66De même, quand « un petit fermier avait défaut, il se présentait chez les cultivateurs aisés en disant : “– Je suis venu faire une quête de blé, ou de paille, ou de lard, ou d’œufs”, etc. On le lui donnait sans commentaire, car on savait qu’il ne demandait que ce dont il avait strictement besoin » (id.).
67Ainsi, la plus grande partie des familles de Goulien sont unies entre elles par des liens d’obligations réciproques. Cela m’était apparu dès le début de mon séjour. Mais ce n’est pas avant plusieurs mois que j’ai pris conscience que cet entrelacs, à première vue inextricable, s’ordonnait en deux réseaux complètement distincts.
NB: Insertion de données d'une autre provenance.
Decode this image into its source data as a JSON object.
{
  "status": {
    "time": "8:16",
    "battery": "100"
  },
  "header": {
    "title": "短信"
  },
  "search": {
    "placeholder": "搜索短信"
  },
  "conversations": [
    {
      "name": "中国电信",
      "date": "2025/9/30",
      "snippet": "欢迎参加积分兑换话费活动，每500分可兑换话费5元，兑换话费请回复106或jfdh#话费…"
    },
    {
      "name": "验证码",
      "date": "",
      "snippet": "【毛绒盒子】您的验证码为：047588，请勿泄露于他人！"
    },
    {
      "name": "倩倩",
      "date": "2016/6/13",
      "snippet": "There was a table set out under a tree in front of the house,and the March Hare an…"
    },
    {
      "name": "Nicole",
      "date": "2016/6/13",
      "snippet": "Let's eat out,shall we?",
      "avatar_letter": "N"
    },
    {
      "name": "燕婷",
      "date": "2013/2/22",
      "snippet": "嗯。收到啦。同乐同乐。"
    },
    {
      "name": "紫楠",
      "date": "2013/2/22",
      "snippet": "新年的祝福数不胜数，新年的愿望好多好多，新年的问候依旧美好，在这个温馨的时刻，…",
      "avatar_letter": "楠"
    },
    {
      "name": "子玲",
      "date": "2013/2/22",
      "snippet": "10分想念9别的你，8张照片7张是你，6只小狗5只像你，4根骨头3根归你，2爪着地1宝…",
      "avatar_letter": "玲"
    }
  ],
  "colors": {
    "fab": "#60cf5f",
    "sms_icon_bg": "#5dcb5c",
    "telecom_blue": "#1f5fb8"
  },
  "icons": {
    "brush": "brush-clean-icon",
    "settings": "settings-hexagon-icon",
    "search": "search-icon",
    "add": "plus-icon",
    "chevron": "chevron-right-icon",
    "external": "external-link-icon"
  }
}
Si deux personnes de Goulien étaient amies, elles appartenaient au même réseau ; si elles étaient brouillées, il y avait de fortes chances quelles appartiennent à des réseaux différents (bien que des brouilles puissent aussi intervenir à l’intérieur d’un même réseau).
68Rendu attentif à cette question, j’ai essayé de rassembler le plus grand nombre d’informations sur les liens d’entraide, de clientèle et d’amitié qui peuvent unir entre eux les gens de Goulien, et sur les mésententes qui peuvent les séparer. C’est naturellement un sujet assez délicat où il est difficile d’enquêter. Aussi, les résultats obtenus ne sont-ils peut-être pas entièrement exacts ni complets. On en trouvera cependant traduit graphiquement dans les cartes 12 et 13.
69On notera sans doute que j’ai inclus dans chacun des réseaux, appelés pour la commodité A et B, quelques systèmes de relations qui ne lui sont pas expressément rattachés. C’est que j’ai fait appel non seulement à des faits matériels, faciles à enregistrer, mais aussi à ces petits signes apparemment insignifiants, mais qui n’échappent pas à l’observateur sur le terrain, et qui révèlent une affinité certaine, encore qu’impossible à traduire par des signes concrets, entre telle et telle personne. Je peux sans doute m’être trompé dans quelques cas – ces cartes n’ont de valeur qu’indicative – mais je ne crois pas que quelques rectifications de détail puissent remettre en cause l’ensemble du système.
70Or ce système est remarquable, qui superpose à une bipartition à base géographique, reconnue par tous, une autre bipartition fondée sur des liens d’interdépendance, absolument distincte de la première, et qui ne paraît pas totalement consciente.
71Certes, on sait que X travaille avec Y, que celui-ci est lié avec Z qui lui-même travaille avec M et N, etc., mais il ne semble pas qu’il soit clair dans l’esprit de chacun que tout cela forme un système cohérent.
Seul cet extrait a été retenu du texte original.